Exam Questions - Regression

Exam Questions - Regression

Regression Questions Structure

  • Introduction: Regression problems usually begin by providing the dataset comprising of two or more variables. This could be presented in a table or graph format.

  • Identification: The question will thereby prompt to identify the dependent and independent variables. The dependent variable is usually what you’re asked to predict or estimate, while the independent variable is used to make the prediction.

  • Equation Required: The task will specify to devise the regression equation which includes determining the slope and the y-intercept. Remember, the regression equation is of the format y = a + bx.

Strategy for Solving Regression Questions

  • Identify Variables: Begin by identifying the independent and dependent variables. Typically, the dependent variable is the one that you are trying to forecast or estimate.

  • Calculate Slope & y-intercept: Use the formulas for ‘b’ and ‘a’ to determine the slope and the y-intercept respectively. Make sure to accurately calculate the mean of the x and y values.

  • Formulate Equation: Using the values of ‘a’ and ‘b’, formulate the regression equation. It’s essential to place these values accurately in the model y = a + bx.

  • Interpret Results: Typically, the question will ask to interpret the slope, y-intercept, and possibly the R squared value. This requires a clear understanding of what each of these represents.

Pitfalls to Avoid

  • Accuracy: Ensure you accurately calculate the mean values and correctly substitute them in the formulas for ‘b’ and ‘a’.

  • Overfitting: Avoid forcing the regression model to fit all points. Aim for a model with the least residual sum of squares (RSS).

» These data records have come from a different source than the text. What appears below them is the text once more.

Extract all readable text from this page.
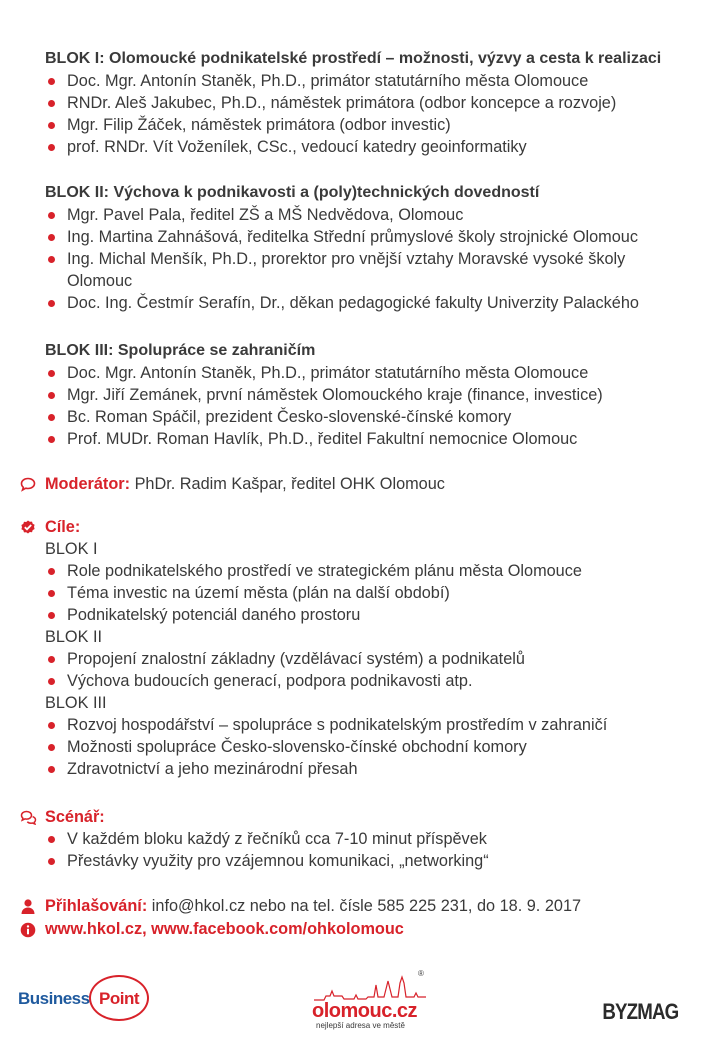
BLOK I: Olomoucké podnikatelské prostředí – možnosti, výzvy a cesta k realizaci
Doc. Mgr. Antonín Staněk, Ph.D., primátor statutárního města Olomouce
RNDr. Aleš Jakubec, Ph.D., náměstek primátora (odbor koncepce a rozvoje)
Mgr. Filip Žáček, náměstek primátora (odbor investic)
prof. RNDr. Vít Voženílek, CSc., vedoucí katedry geoinformatiky
BLOK II: Výchova k podnikavosti a (poly)technických dovedností
Mgr. Pavel Pala, ředitel ZŠ a MŠ Nedvědova, Olomouc
Ing. Martina Zahnášová, ředitelka Střední průmyslové školy strojnické Olomouc
Ing. Michal Menšík, Ph.D., prorektor pro vnější vztahy Moravské vysoké školy Olomouc
Doc. Ing. Čestmír Serafín, Dr., děkan pedagogické fakulty Univerzity Palackého
BLOK III: Spolupráce se zahraničím
Doc. Mgr. Antonín Staněk, Ph.D., primátor statutárního města Olomouce
Mgr. Jiří Zemánek, první náměstek Olomouckého kraje (finance, investice)
Bc. Roman Spáčil, prezident Česko-slovenské-čínské komory
Prof. MUDr. Roman Havlík, Ph.D., ředitel Fakultní nemocnice Olomouc
Moderátor: PhDr. Radim Kašpar, ředitel OHK Olomouc
Cíle:
BLOK I
Role podnikatelského prostředí ve strategickém plánu města Olomouce
Téma investic na území města (plán na další období)
Podnikatelský potenciál daného prostoru
BLOK II
Propojení znalostní základny (vzdělávací systém) a podnikatelů
Výchova budoucích generací, podpora podnikavosti atp.
BLOK III
Rozvoj hospodářství – spolupráce s podnikatelským prostředím v zahraničí
Možnosti spolupráce Česko-slovensko-čínské obchodní komory
Zdravotnictví a jeho mezinárodní přesah
Scénář:
V každém bloku každý z řečníků cca 7-10 minut příspěvek
Přestávky využity pro vzájemnou komunikaci, „networking“
Přihlašování: info@hkol.cz nebo na tel. čísle 585 225 231, do 18. 9. 2017
www.hkol.cz, www.facebook.com/ohkolomouc
Business Point
®
olomouc.cz
nejlepší adresa ve městě
BYZMAG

  • Interpretation: Be careful while interpreting the slope and y-intercept. Remember the slope indicates how much ‘y’ changes for each unit change in ‘x’, while the y-intercept is the estimation of ‘y’ when ‘x’ is zero.

Types of Regression Questions

  • Prediction: These questions ask to forecast future values using the regression equation.

  • Interpretation: These questions involve interpreting the regression output, specifically the slope, y-intercept, and the coefficient of determination.

  • Calculation: These questions ask to calculate the line of best fit and the residual sum of squares.

Always remember, practise is crucial, so make sure you work on a variety of different regression questions to strengthen your understanding.